Si era parlato innanzitutto della possibilità di un ingresso nell’esecutivo dello stesso Conte, premier per due volte consecutive. Così non è stato. E anche se in realtà l’ipotesi era parsa fin da subito troppo suggestiva, la sorpresa è stata nello scoprire che nessuno dei ministri legati in qualche modo a lui era stato lasciato al proprio posto. A partire da quelli che, nelle scorse settimane, si erano fatti in quattro per favorire la nascita di un terzo esecutivo guidato dall’Avvocato del Popolo, dopo lo strappo di Italia Viva guidato da Matteo Renzi.
Non confermato, ad esempio, Alfonso Bonafede, una delle figure più vicine a Conte in questi mesi. E fuori insieme a lui anche il sottosegretario alla presidenza del Consiglio Riccardo Fraccaro. I due erano sempre stati indicati come fedelissimi dell’ormai ex premier e per entrambi la possibilità di un bis è sfumata.

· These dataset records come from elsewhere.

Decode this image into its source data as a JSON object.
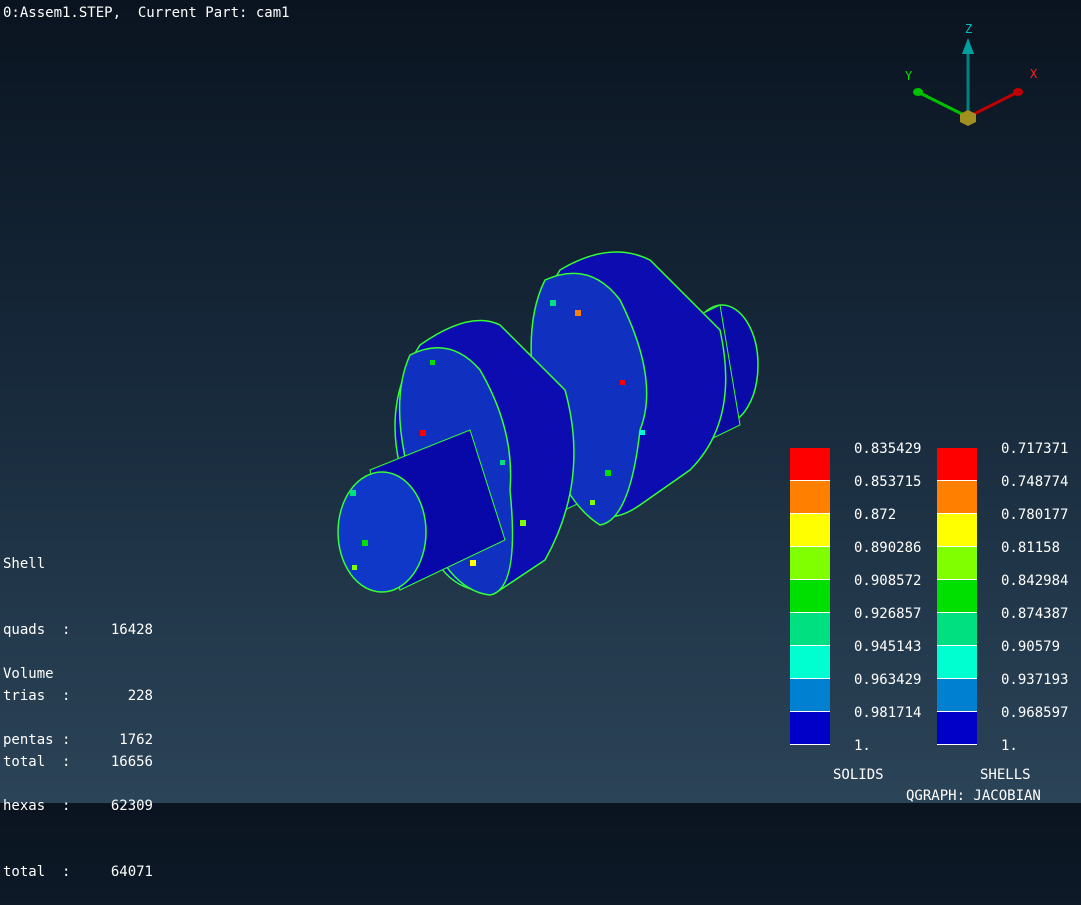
{
  "header": "0:Assem1.STEP,  Current Part: cam1",
  "shell": {
    "title": "Shell",
    "rows": [
      {
        "label": "quads  :",
        "value": "16428"
      },
      {
        "label": "trias  :",
        "value": "228"
      },
      {
        "label": "total  :",
        "value": "16656"
      }
    ]
  },
  "volume": {
    "title": "Volume",
    "rows": [
      {
        "label": "pentas :",
        "value": "1762"
      },
      {
        "label": "hexas  :",
        "value": "62309"
      },
      {
        "label": "total  :",
        "value": "64071"
      }
    ]
  },
  "axes": {
    "x": "X",
    "y": "Y",
    "z": "Z"
  },
  "legend": {
    "colors": [
      "#ff0000",
      "#ff8000",
      "#ffff00",
      "#80ff00",
      "#00e000",
      "#00e080",
      "#00ffd0",
      "#0080d0",
      "#0000c8"
    ],
    "solids": {
      "title": "SOLIDS",
      "values": [
        "0.835429",
        "0.853715",
        "0.872",
        "0.890286",
        "0.908572",
        "0.926857",
        "0.945143",
        "0.963429",
        "0.981714",
        "1."
      ]
    },
    "shells": {
      "title": "SHELLS",
      "values": [
        "0.717371",
        "0.748774",
        "0.780177",
        "0.81158",
        "0.842984",
        "0.874387",
        "0.90579",
        "0.937193",
        "0.968597",
        "1."
      ]
    }
  },
  "footer": "QGRAPH: JACOBIAN"
}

Sorte analoga per Lucia Azzolina, che ha pagato a caro prezzo il caos nella gestione dell’emergenza sanitaria sul fronte scolastico, e per il titolare dell’Economia Roberto Gualtieri, un altro che aveva legato fortemente il proprio nome a quello di Conte. Per lui si era mossa persino Confindustria, invocando una conferma. Niente da fare. Passo indietro obbligato anche per Francesco Boccia, prima agli Affari Regionali e Autonomie. La “decontizzazione” del governo può dirsi così completa.